Rien ne semble en mesure de freiner le métal
Face à cette défiance grandissante à l’égard des marchés, les investisseurs semblent une fois de plus se reporter sur la valeur refuge qu’est l’or. Qui dit aversion pour le risque, dit repositionnement sur l’or. Ca paraît mécanique mais c’est un constat.
Qu’importe que le dollar ne cesse de s’apprécier — annulant la corrélation inverse entre l’or et le dollar — rien ne semble en mesure de freiner le métal.
Canal haussier de long terme
La reprise amorcée début février depuis les 1 045 $* a mis en évidence un canal ascendant de long terme en place depuis le plus bas d’octobre 2008 à 680 $. Rien de tel pour plaider en faveur d’une poursuite de la tendance haussière.

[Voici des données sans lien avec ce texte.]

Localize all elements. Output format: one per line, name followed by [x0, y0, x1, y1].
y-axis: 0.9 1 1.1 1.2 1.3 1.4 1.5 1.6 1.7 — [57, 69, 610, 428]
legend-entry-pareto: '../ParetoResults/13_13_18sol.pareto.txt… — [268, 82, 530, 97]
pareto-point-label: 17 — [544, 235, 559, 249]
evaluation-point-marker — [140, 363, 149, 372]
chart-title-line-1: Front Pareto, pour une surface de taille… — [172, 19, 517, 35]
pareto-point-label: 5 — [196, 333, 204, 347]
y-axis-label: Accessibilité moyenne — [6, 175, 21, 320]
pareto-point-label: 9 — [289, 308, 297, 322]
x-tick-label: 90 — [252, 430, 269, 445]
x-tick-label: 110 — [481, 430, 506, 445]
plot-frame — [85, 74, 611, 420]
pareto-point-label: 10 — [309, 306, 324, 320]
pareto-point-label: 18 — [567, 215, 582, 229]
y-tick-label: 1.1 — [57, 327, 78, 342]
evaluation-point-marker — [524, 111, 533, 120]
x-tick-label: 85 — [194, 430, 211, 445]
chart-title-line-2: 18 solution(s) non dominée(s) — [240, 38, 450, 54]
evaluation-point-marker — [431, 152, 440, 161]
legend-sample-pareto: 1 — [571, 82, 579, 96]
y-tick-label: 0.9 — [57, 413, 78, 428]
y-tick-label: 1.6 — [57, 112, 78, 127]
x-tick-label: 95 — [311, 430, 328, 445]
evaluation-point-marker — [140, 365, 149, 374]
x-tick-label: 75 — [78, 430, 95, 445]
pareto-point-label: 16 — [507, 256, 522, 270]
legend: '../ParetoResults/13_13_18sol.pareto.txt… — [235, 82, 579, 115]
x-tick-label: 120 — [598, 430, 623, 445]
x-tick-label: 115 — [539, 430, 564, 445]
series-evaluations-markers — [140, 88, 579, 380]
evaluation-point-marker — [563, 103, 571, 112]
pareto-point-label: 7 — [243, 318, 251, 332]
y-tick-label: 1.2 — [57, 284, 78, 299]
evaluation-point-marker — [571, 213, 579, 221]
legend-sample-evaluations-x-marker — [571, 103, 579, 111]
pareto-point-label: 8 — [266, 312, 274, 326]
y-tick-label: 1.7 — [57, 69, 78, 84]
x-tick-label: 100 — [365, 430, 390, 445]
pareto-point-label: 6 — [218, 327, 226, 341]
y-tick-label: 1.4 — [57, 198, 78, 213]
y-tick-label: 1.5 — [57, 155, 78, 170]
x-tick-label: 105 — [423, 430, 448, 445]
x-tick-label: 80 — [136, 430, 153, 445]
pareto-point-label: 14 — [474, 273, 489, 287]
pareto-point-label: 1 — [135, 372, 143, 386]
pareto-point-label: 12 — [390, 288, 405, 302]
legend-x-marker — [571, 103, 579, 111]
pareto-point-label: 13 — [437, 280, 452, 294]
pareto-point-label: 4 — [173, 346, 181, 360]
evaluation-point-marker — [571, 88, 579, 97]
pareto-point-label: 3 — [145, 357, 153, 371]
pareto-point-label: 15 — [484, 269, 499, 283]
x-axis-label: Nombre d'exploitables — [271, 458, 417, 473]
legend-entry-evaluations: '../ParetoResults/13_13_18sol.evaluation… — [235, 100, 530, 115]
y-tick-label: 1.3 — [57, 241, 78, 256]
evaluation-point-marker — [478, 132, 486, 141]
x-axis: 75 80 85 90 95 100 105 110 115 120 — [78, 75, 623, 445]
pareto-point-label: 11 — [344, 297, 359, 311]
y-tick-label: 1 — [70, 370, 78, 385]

Regardez plutôt le graphe suivant :
Vague de hausse non achevée selon Elliott
D’un point de vue "elliottiste", je vais m’appuyer sur ce que je vous indiquais début février. A savoir que la tendance initiée à 680 $ est certainement une impulsion qui doit donc se décomposer en cinq vagues (voir graphique).
La vague 4 s’est probablement achevée en février à 1 045 $. Nous serions donc, selon ce décompte, au sein de la cinquième et dernière vague de cette impulsion.
La clôture, début mai, au-dessus du plus haut de novembre à 1 227 $ suggère que cette vague 5 n’est pas encore terminée.
Objectif : 1 370 $
En pratiquant le jeu des projections de Fibonacci, on obtient un objectif situé à 1 370 $. Celui-ci est obtenu en reportant la taille de la vague 1 au point de départ de la vague 4. Sans rentrer dans le détail, ce n’est pas la seule projection envisageable mais c’est en tout cas la plus commune pour déterminer l’objectif de la vague 5.
Curieux hasard, cette projection coïncide quasiment avec le haut du canal de long terme, qui progresse de 5 $ par semaine.
La zone de résistance à 1 290/1 300 $ (haut du canal de court terme et niveau de résistance psychologique) devrait constituer la principale résistance sur la voie de la hausse vers 1 370 $.
Une fois 1 370 $ atteint, que faire ?
Une fois atteint, l’objectif à 1 370 $ pourrait contraindre l’or à amorcer la phase de correction (de l’impulsion haussière débutée à 680 $).
Ca ne marquerait pas pour autant un retournement baissier majeur. D’autres signaux (indicateurs, cassure de niveaux de supports importants) seront alors nécessaires pour valider un tel scénario.
Généralement, la phase de correction ramène les cours dans la vague 4 de l’impulsion qui a précédée. Dans le cas présent donc, on pourrait assister à un retour entre 1 050 $ et 1 200 $ avant que la hausse ne reprenne.
En résumé, le potentiel de hausse n’est pas épuisé à court terme
Je ne saurais que trop vous conseiller de vous positionner à l’achat sur l’or pour profiter des 15% de hausse qui s’offrent à vous !
* Retracement de Fibonacci à 1 045 $ (deuxième retracement de la hausse entre 864 $ et 1 227 $).